Discussion on a woman's rights, under human rights laws and charters, has increased with reference to our European colleagues, such as Agnes Gereb.
In this regard, is it better to argue for the midwife's right to work as a midwife, or for the woman's right to access the services of a midwife? This is the question I put to a lawyer who practises in human rights, and the response was:
Human rights law is focused on the woman. BUT, the rights of the woman encompass the availability of good quality services and choices, and restrictions on midwives such as the inability to get insurance and the inability to work in the system directly affect the rights of the woman so although you have to make an extra step in the argument, you can still make improvements for midwives via the rights of women.
What, then, is so special about the midwife who practises privately? Don't women in Victoria have enough access to midwifery through the public and private hospital system? Why should a small group of midwives who work outside the mainstream system be listened to?

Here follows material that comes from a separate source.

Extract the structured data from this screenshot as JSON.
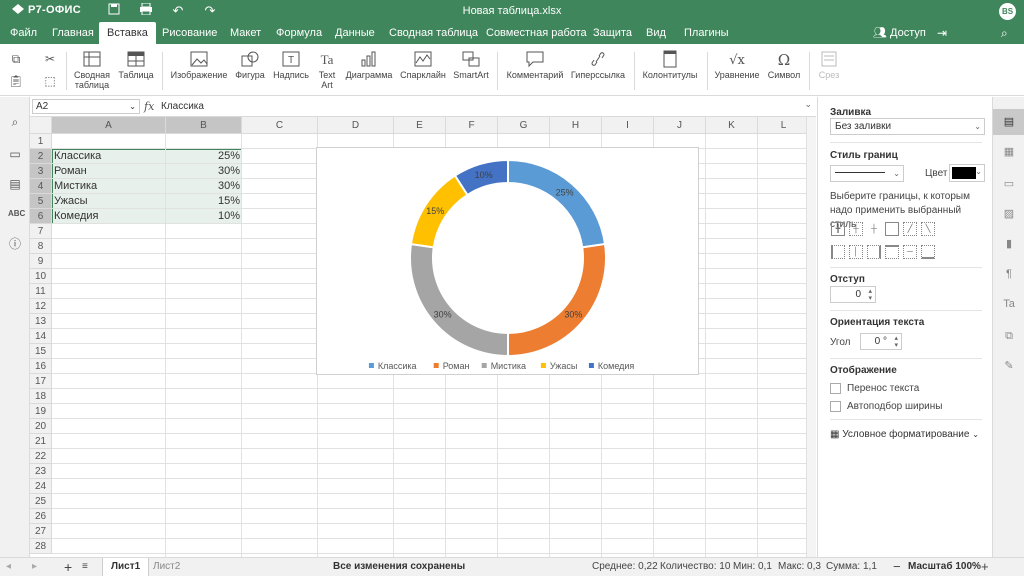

This discussion could go on and on ...!
In essence, the small professional group which MiPP represents is a front-runner in promoting excellence in midwifery practice in this State, and nationally. Although small, we are not a trivial fringe group that could be ignored. We insist that in using our qualification, 'midwife', to the best standards of professional practice, we are promotion health and well being in the mothers and children in our care. We are using contemporary evidence to lead the midwifery profession.
We are not content to work exclusively in the homebirth sector. A midwife is 'with-woman'; not 'with-setting-for-birth'. Homebirth is not an outcome; it's a setting that is decided on as a woman proceeds in spontaneous unmedicated labour.
By insisting on a fair deal for midwives, we are opening the way for better maternity care options, and better outcomes, for mothers and their babies. That's win-win, and surely it's the woman's and baby's right.